Gestores contestam corte da Assistência Social

Ato público aconteceu na manhã desta terça-feira (14), na Praça Antônio João, em Dourados

 

Guilherme Pires

Ao todo, 13 municípios participaram do ato público
(Guilherme Pires). Ao todo, 13 municípios participaram do ato público
(Guilherme Pires).

Contra o corte do orçamento geral da União em até 98%, gestores de Dourados e de outros 12 municípios como Angélica, Caarapó, Deodápolis, Douradina, Glória de Dourados, Itaporã, Ivinhema, Jateí, Maracaju, Rio Brilhante, Vila Vargas e Vicentina, se reuniram na manhã desta terça-feira (14), na Praça Antônio João num ato público, mobilizando também toda a população.
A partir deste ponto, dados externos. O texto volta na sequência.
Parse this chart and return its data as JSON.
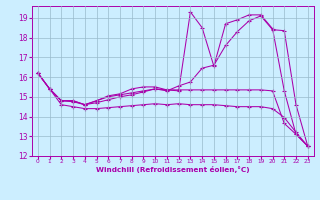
{
  "xlabel": "Windchill (Refroidissement éolien,°C)",
  "bg_color": "#cceeff",
  "line_color": "#aa00aa",
  "grid_color": "#99bbcc",
  "xlim": [
    -0.5,
    23.5
  ],
  "ylim": [
    12,
    19.6
  ],
  "yticks": [
    12,
    13,
    14,
    15,
    16,
    17,
    18,
    19
  ],
  "xticks": [
    0,
    1,
    2,
    3,
    4,
    5,
    6,
    7,
    8,
    9,
    10,
    11,
    12,
    13,
    14,
    15,
    16,
    17,
    18,
    19,
    20,
    21,
    22,
    23
  ],
  "lines": [
    {
      "x": [
        0,
        1,
        2,
        3,
        4,
        5,
        6,
        7,
        8,
        9,
        10,
        11,
        12,
        13,
        14,
        15,
        16,
        17,
        18,
        19,
        20,
        21,
        22,
        23
      ],
      "y": [
        16.2,
        15.4,
        14.8,
        14.8,
        14.6,
        14.8,
        15.05,
        15.15,
        15.4,
        15.5,
        15.5,
        15.35,
        15.3,
        19.3,
        18.5,
        16.55,
        18.7,
        18.9,
        19.15,
        19.15,
        18.45,
        15.3,
        13.1,
        12.5
      ]
    },
    {
      "x": [
        0,
        1,
        2,
        3,
        4,
        5,
        6,
        7,
        8,
        9,
        10,
        11,
        12,
        13,
        14,
        15,
        16,
        17,
        18,
        19,
        20,
        21,
        22,
        23
      ],
      "y": [
        16.2,
        15.4,
        14.8,
        14.75,
        14.6,
        14.7,
        14.85,
        15.0,
        15.1,
        15.25,
        15.4,
        15.3,
        15.55,
        15.75,
        16.45,
        16.6,
        17.6,
        18.3,
        18.85,
        19.1,
        18.4,
        18.35,
        14.6,
        12.5
      ]
    },
    {
      "x": [
        0,
        1,
        2,
        3,
        4,
        5,
        6,
        7,
        8,
        9,
        10,
        11,
        12,
        13,
        14,
        15,
        16,
        17,
        18,
        19,
        20,
        21,
        22,
        23
      ],
      "y": [
        16.2,
        15.4,
        14.8,
        14.8,
        14.6,
        14.8,
        15.0,
        15.1,
        15.2,
        15.3,
        15.4,
        15.35,
        15.35,
        15.35,
        15.35,
        15.35,
        15.35,
        15.35,
        15.35,
        15.35,
        15.3,
        13.65,
        13.1,
        12.5
      ]
    },
    {
      "x": [
        0,
        1,
        2,
        3,
        4,
        5,
        6,
        7,
        8,
        9,
        10,
        11,
        12,
        13,
        14,
        15,
        16,
        17,
        18,
        19,
        20,
        21,
        22,
        23
      ],
      "y": [
        16.2,
        15.4,
        14.6,
        14.5,
        14.4,
        14.4,
        14.45,
        14.5,
        14.55,
        14.6,
        14.65,
        14.6,
        14.65,
        14.6,
        14.6,
        14.6,
        14.55,
        14.5,
        14.5,
        14.5,
        14.4,
        13.95,
        13.2,
        12.5
      ]
    }
  ]
}
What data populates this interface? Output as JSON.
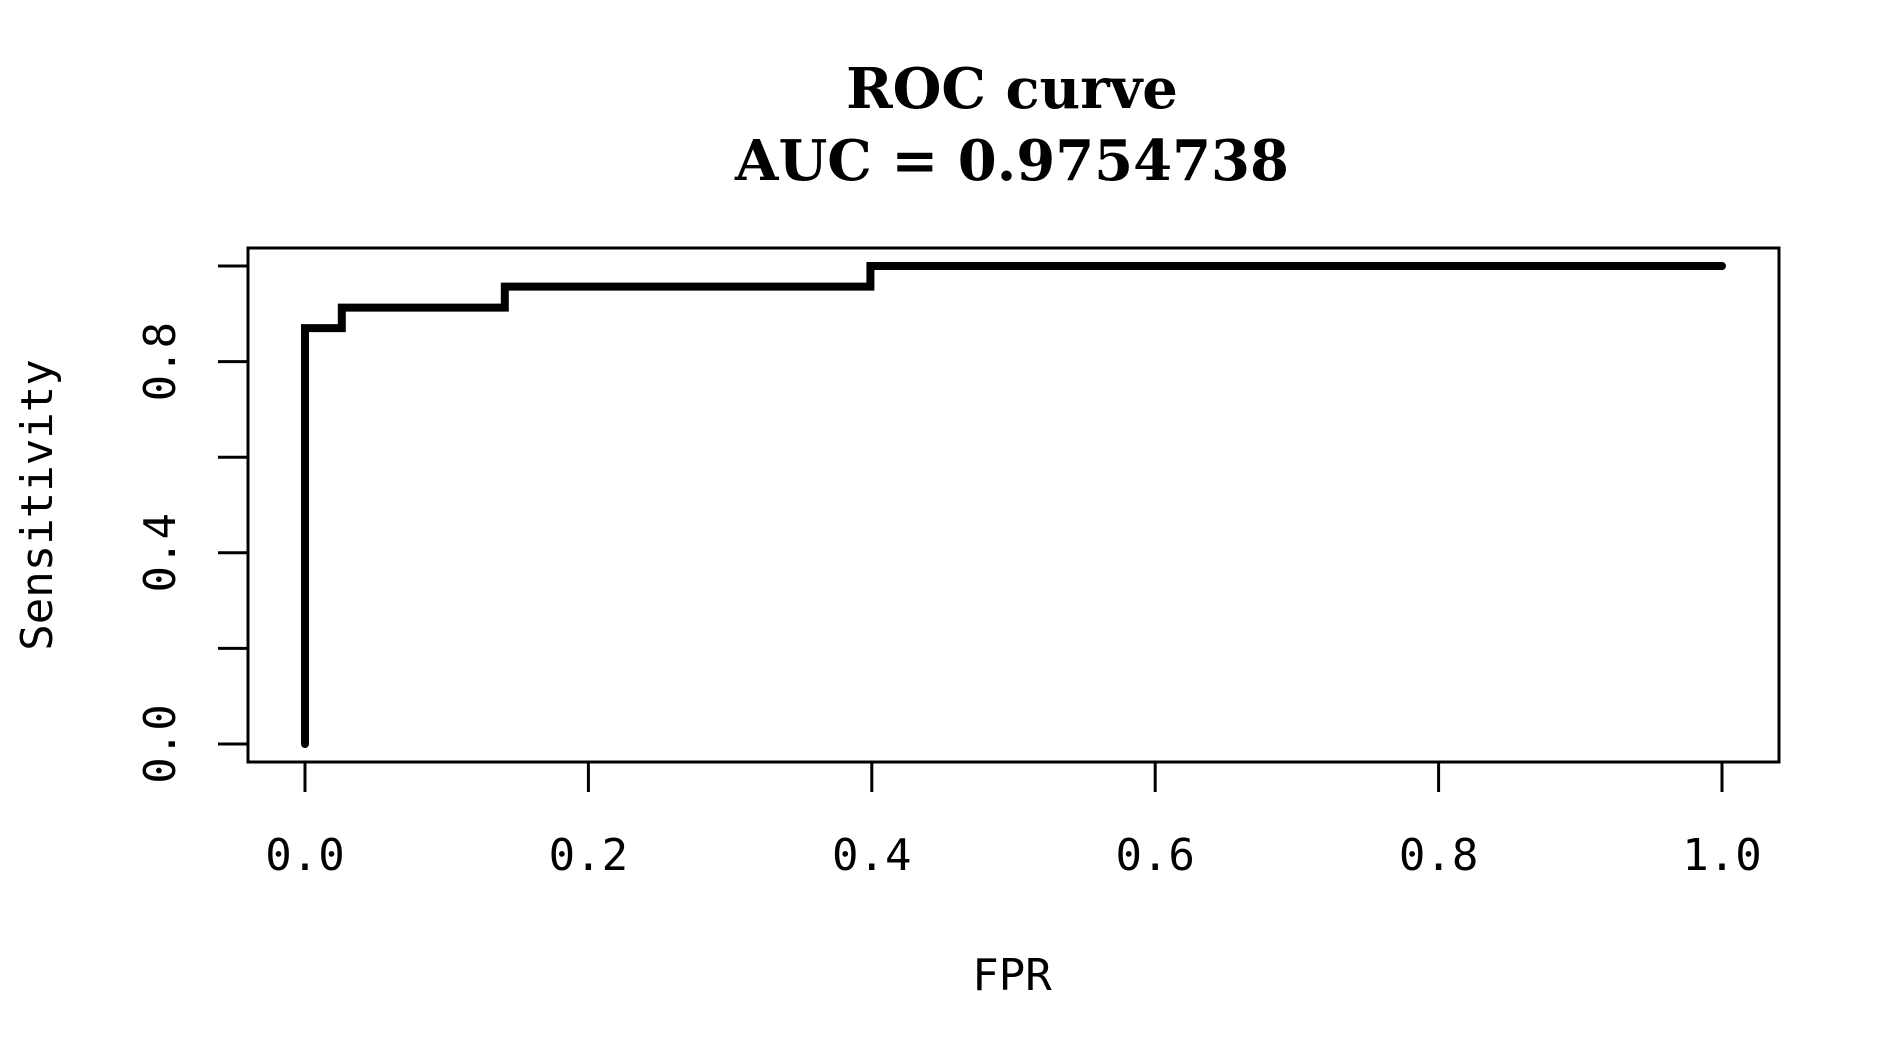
{
  "chart_data": {
    "type": "line",
    "title": "ROC curve",
    "subtitle": "AUC = 0.9754738",
    "xlabel": "FPR",
    "ylabel": "Sensitivity",
    "xlim": [
      0,
      1
    ],
    "ylim": [
      0,
      1
    ],
    "x_ticks": [
      0.0,
      0.2,
      0.4,
      0.6,
      0.8,
      1.0
    ],
    "x_tick_labels": [
      "0.0",
      "0.2",
      "0.4",
      "0.6",
      "0.8",
      "1.0"
    ],
    "y_ticks": [
      0.0,
      0.2,
      0.4,
      0.6,
      0.8,
      1.0
    ],
    "y_tick_labels": [
      "0.0",
      "",
      "0.4",
      "",
      "0.8",
      ""
    ],
    "grid": false,
    "legend": "none",
    "series": [
      {
        "line_color": "#000000",
        "x": [
          0.0,
          0.0,
          0.026,
          0.026,
          0.141,
          0.141,
          0.399,
          0.399,
          1.0
        ],
        "y": [
          0.0,
          0.87,
          0.87,
          0.913,
          0.913,
          0.957,
          0.957,
          1.0,
          1.0
        ]
      }
    ]
  }
}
Com cartazes afirmando ‘Assistência Social não é favor, mas Direito’ e palavras de ordem contra o presidente Michel Temer (PMDB), a praça ficou tomada por líderes dos Creas (Centro de Referência Especializado de Assistência Social), Cras (Centro de Referência em Assistência Social), representante do Congemas (Colegiado Nacional de Gestores Municipais de Assistência Social) e famílias que recebem apoio desses centros.

Só em Dourados esses prgramas somam nove mil beneficiários e que com o corte, será reduzido para seis mil, como afirmou a secretária Ledi Ferla.

"São dez anos dessa política pública que protege pessoas de risco e vulnerabilidade, crianças e adolescentes, gestantes, idosos e pessoas com deficiência, por isso, a lógica é que a cada ano o orçamento aumente e não diminua, como está sendo proposto", disse a secretária.

Ferla afirmou ainda sobre a conscientização da população em geral. "Esse ato hoje tem também por objetivo, chamar quem está passando pela praça, pela rua e que não sabe do que se trata, é mostrar a importância desses serviços e que esses direitos não podem acabar", disse.

Rio Brilhante

A líder do Suas (Sistema Único de Assistência Social), de Rio Brilhante, Sandra Cóttica, também comentou sobre as famílias que serão prejudicadas, caso haja de fato a redução no orçamento.

"Em Rio Brilhante nós atendemos em torno de seis mil famílias, e essas podem deixar de serem atendidas, visto que o dinheiro repassado é para organizar os trabalhos oferecidos pelo Cras, que lá são três unidades, o Creas e o Serviço de Convênio", afirmou.